Speaking of interface… I had a look at the Cave Writing GUI. Not bad. There were controls and easy settings for each parameter, integrated multimedia import – apparently, the interface was easy enough for a 1st-semester “Cave writer” to create an entire program the night before a final. I also got a look at the hard code, which our operator was using to run the program from the same Linux-equipped terminal. It looked like a strange mixture of DOS and HTML – the only two other text-based headaches I’ve had to deal with in my limited sphere of computer knowledge. I think the code there was XML; still, it was fairly incomprehensible. Such a factor shouldn’t limit one’s creativity.

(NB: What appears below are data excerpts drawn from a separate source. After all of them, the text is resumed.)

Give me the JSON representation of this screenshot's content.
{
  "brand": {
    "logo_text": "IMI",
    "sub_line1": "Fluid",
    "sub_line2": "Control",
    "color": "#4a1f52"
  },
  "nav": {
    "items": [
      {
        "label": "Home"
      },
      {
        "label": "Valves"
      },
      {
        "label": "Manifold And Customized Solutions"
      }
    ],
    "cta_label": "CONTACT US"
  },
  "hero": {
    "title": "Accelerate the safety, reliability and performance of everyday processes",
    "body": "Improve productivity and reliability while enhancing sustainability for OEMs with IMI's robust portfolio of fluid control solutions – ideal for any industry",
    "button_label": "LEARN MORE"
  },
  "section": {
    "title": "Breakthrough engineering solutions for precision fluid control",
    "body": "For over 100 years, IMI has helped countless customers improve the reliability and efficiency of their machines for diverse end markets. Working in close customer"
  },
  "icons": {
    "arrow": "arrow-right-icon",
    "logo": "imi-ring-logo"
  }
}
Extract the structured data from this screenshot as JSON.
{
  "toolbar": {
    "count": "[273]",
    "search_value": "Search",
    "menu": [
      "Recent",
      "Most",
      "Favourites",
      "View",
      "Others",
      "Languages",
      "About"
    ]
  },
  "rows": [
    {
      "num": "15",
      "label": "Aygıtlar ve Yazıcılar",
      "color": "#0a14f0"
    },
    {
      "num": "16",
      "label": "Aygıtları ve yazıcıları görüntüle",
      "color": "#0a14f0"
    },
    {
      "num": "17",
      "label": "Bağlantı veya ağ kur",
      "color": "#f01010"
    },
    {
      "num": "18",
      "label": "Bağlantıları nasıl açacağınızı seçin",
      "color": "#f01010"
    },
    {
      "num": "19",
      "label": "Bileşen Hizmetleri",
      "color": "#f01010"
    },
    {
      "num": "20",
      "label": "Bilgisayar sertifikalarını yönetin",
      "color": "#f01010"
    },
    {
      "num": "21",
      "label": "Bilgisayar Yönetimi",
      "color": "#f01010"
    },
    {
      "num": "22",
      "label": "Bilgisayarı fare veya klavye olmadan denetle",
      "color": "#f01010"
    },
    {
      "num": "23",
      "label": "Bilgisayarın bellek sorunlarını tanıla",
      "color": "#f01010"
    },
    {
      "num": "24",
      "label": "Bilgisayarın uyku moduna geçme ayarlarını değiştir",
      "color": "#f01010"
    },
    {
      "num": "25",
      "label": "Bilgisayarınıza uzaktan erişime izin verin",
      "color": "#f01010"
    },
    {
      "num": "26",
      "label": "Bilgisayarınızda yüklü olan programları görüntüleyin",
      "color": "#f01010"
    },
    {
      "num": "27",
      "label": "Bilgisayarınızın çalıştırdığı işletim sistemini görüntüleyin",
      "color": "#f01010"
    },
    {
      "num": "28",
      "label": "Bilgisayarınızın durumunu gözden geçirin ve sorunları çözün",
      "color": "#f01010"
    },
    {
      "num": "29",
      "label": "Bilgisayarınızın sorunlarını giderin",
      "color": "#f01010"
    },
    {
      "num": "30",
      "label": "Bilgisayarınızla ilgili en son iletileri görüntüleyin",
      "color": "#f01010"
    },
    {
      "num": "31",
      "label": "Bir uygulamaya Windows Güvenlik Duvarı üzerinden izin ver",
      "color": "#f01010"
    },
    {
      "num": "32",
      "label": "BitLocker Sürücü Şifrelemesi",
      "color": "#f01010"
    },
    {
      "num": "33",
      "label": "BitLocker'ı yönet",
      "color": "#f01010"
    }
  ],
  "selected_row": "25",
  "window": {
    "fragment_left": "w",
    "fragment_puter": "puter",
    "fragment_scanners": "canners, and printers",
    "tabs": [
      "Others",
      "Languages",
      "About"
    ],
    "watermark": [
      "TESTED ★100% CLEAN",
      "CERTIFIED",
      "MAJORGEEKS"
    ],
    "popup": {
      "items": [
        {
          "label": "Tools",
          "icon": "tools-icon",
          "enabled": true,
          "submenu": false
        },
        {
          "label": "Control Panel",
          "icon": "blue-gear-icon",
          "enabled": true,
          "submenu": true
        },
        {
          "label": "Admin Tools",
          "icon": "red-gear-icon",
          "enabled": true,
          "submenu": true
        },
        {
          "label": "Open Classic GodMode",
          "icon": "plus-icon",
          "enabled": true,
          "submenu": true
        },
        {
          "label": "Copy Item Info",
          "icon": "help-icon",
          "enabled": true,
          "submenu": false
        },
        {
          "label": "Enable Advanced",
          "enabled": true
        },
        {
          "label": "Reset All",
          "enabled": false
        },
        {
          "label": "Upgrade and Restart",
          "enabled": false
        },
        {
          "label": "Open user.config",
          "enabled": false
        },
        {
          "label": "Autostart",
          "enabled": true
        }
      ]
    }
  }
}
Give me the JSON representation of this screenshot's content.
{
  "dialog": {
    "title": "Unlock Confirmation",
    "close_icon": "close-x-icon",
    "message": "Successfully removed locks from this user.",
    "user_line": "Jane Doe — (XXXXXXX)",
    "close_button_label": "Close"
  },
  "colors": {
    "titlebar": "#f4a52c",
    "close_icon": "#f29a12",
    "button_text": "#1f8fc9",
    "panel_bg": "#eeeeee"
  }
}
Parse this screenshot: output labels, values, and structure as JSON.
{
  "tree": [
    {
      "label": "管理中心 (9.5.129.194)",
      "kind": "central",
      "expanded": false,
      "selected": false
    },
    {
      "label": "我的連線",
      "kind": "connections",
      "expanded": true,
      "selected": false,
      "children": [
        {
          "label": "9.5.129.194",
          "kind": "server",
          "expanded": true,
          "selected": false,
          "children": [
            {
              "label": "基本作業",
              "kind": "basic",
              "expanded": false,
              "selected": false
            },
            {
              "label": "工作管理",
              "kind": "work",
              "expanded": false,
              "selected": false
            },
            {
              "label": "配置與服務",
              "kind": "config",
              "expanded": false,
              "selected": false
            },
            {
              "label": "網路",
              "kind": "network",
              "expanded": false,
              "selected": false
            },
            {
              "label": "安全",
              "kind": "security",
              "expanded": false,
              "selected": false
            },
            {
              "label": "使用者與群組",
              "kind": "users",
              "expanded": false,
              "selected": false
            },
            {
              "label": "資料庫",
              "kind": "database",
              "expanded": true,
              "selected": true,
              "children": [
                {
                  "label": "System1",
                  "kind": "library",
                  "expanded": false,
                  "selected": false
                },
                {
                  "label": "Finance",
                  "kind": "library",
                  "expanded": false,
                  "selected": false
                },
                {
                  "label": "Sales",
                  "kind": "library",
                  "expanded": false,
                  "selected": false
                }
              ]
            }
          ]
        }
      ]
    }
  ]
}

I’m glad to see that the GUI is letting individuals overstep those boundaries. (Granted, the GUI only offers limited functionality to its users compared to hard coding, but c’mon. It’s still cool.)





On one final note, going back to Rez, the synaesthesia-emulating Dreamcast/PS2/Xbox 360 (in HD!!!) video game, where you play a hacker trying to restore functionality to a computer, Eden: If you look closely at the upper-right hand corner of the screen, you can see code being processed simultaneously with your actions. Attacking enemies, obtaining power-ups, even changing levels – all have commands attatched to them. Makes you wonder how much less fun the experience would be without the game itself, which, in essence, is just a physical representation of the act of hacking – if you will, an interface.

I gotta get back to playing that damn game.